# Markeaton Culvert (our first exploration)



## discobean (Jun 1, 2008)

Hey hey….Myself , Shambles and some others including my girlfriend decided to go down the markeaton culvert…now I know theres been pictures posted recently but as this was our first documented exploration im posting our results…

Just a side note: back in the 60’s my dad and his friends used to go down the culvert ..one day two of my dads friends wanted to go down there but it was raining hard and my dad chose not to go…his friends still went and a sudden rush of water swept his friends all the way thru to the other side they were lucky to be alive….they were reunited on the local news a few months back ..i bet if you did some newspaper achive digging you would find the report from back then

We were hoping for now rain…..we woke up…no rain…we take one step out the front door…it starts raining…but we went anyways

Here we go

The beginning










compost bin




shambles snapping away




spiders anyone?














one of our many stops along the way




the end






so there we go….hope you enjoyed them..we had a fun time doin it…and now I have wellies I can do more​


----------



## Zero (Jun 1, 2008)

please resize those pics. takes forever!!!!!


----------



## BigLoada (Jun 1, 2008)

Zero said:


> please resize those pics. takes forever!!!!!

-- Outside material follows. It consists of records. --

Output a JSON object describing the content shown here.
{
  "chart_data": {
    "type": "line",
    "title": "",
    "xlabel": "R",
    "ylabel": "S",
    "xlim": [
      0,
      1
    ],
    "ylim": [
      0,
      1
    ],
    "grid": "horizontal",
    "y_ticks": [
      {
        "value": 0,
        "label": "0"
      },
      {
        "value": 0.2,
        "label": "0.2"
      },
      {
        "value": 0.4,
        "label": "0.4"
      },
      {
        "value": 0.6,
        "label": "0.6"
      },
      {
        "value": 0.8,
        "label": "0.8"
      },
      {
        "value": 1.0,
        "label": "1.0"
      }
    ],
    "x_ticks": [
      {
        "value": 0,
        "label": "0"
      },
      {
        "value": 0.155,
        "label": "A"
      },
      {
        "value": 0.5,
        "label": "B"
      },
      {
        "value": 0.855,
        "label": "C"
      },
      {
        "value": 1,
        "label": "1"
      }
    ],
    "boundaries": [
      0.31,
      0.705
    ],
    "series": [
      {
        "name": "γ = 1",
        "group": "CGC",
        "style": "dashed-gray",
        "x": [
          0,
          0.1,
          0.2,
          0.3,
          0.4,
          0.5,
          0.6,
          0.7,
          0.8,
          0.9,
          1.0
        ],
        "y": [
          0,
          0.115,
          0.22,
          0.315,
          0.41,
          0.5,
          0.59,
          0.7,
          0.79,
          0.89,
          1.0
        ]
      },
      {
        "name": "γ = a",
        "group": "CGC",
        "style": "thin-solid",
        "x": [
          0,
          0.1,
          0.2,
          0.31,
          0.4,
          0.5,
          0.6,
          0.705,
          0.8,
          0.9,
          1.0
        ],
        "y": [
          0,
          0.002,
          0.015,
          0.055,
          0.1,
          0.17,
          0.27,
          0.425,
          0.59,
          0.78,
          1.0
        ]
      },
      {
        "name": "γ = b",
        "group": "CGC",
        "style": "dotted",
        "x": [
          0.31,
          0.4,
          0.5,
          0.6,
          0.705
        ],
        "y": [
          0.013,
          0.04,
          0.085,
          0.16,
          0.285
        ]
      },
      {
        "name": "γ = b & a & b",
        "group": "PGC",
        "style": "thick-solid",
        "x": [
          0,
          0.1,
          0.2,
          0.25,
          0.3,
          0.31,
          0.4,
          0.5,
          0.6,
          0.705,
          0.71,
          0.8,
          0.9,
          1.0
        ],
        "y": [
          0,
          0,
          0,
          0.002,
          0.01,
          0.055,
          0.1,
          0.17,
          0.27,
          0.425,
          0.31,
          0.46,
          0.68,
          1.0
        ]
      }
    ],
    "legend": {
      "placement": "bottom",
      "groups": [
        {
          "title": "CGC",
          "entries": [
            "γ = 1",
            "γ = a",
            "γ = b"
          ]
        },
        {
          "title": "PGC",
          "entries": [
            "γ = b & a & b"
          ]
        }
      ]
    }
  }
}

I agree. Something like 640 x 480 is good and loads quickly.


----------



## phill.d (Jun 1, 2008)

Your gonna have to re size those pics smaller mate.. There way too big to load on the page.


----------



## discobean (Jun 1, 2008)

yeah sorry guys....ive done it hopefully it will load better now...


----------



## shambles (Jun 1, 2008)

Think I preferred the underground walk to the surface walk I would usually take through town. Enjoyed the culvert, nice and steady explore.....and a few laughs along the way too.


----------



## discobean (Jun 1, 2008)

shambles said:


> Think I preferred the underground walk to the surface walk I would usually take through town. Enjoyed the culvert, nice and steady explore.....and a few laughs along the way too.



im sure five people walking thru town in wellies didnt look dodgy at all....or when we all piled in to the bogs to wash our hands and that big massive bloke came face to face with us all....lol


----------



## phill.d (Jun 1, 2008)

It looks like it's snowing down there in pic 7


----------



## discobean (Jun 1, 2008)

phill.d said:


> It looks like it's snowing down there in pic 7




it was all the damn flies....but i like that pic...kinda looks like a starry night reflecting off the water


----------



## The_Revolution (Jun 1, 2008)

Nice one guys - going to have to get myself a pair of wellies and head down there sometime


----------